A lawyer to Koch Industries left a meeting with Attorney General Jeff Sessions saying that Sessions is “totally on board” with administration plans to reform America’s prison system (The Hill).
Florida police officers are claiming the protection of the state’s Stand Your Ground law (NYT).
President Trump used his platform at Davos to try and reassure the world’s political and financial leaders that “America First” did not imply a rejection of international cooperation (NYT).
A rise in oil prices and a shale drilling spree in the United States has led to a resurgence in American oil production, enabling the U.S. to challenge Saudi dominance (NYT).
The Department of Interior is acting with contempt for government integrity and good governance, writes Holly Doremus at LegalPlanet.
Hedge funds are spending money behind the scenes to create the appearance of authentic support for their interests (Bloomberg Businessweek).
CHECKS & BALANCES
Although there are no vacancies on the Supreme Court, a conservative group with ties to the Koch brother is already mobilizing for the next seat (McCaltchy).
White House Counsel Don McGahn has moved quickly to place conservatives at all levels of the judiciary, writes Ariane de Vogue for CNN.
The Supreme Court will decide whether to allow states to impose sales tax obligations on retailers who lack a physical presence in the state. The Justices should not worry about making their decision apply retroactively, writes Daniel Hemel on Medium.
Responding to reports that President Trump considered firing Special Counsel Robert Mueller, several Republican lawmakers urged the President against firing Mueller (WSJ).
President Trump’s lawyers have been looking to a 1990s court ruling that could delay an encounter with Special Counsel Robert Mueller (WSJ).
Republicans have been clamoring to release a classified memo they think will undercut the investigation into Russian meddling.

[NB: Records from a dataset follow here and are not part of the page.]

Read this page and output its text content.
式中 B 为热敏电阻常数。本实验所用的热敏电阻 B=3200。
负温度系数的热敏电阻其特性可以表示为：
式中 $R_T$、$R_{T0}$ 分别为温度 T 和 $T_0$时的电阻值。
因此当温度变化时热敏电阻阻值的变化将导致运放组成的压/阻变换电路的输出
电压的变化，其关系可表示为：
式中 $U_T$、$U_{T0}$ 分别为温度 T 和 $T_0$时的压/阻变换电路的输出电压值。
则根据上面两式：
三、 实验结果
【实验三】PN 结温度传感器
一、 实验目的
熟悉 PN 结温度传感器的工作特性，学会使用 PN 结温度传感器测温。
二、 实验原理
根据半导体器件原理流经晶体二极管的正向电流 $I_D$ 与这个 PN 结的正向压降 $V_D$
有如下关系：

President Trump wants them to release the memo, but his Justice Department warns that releasing the memo without review would be “extraordinarily reckless” (WaPo).
White House Counsel Don McGahn seems to be the subject of recent revisionism; it’s unclear if this is an attempt to set the record straight or to lay the groundwork to leave the administration, writes Jack Goldsmith at Lawfare.
Election interference is likely to worsen in 2018, writes Miles Parks at NPR.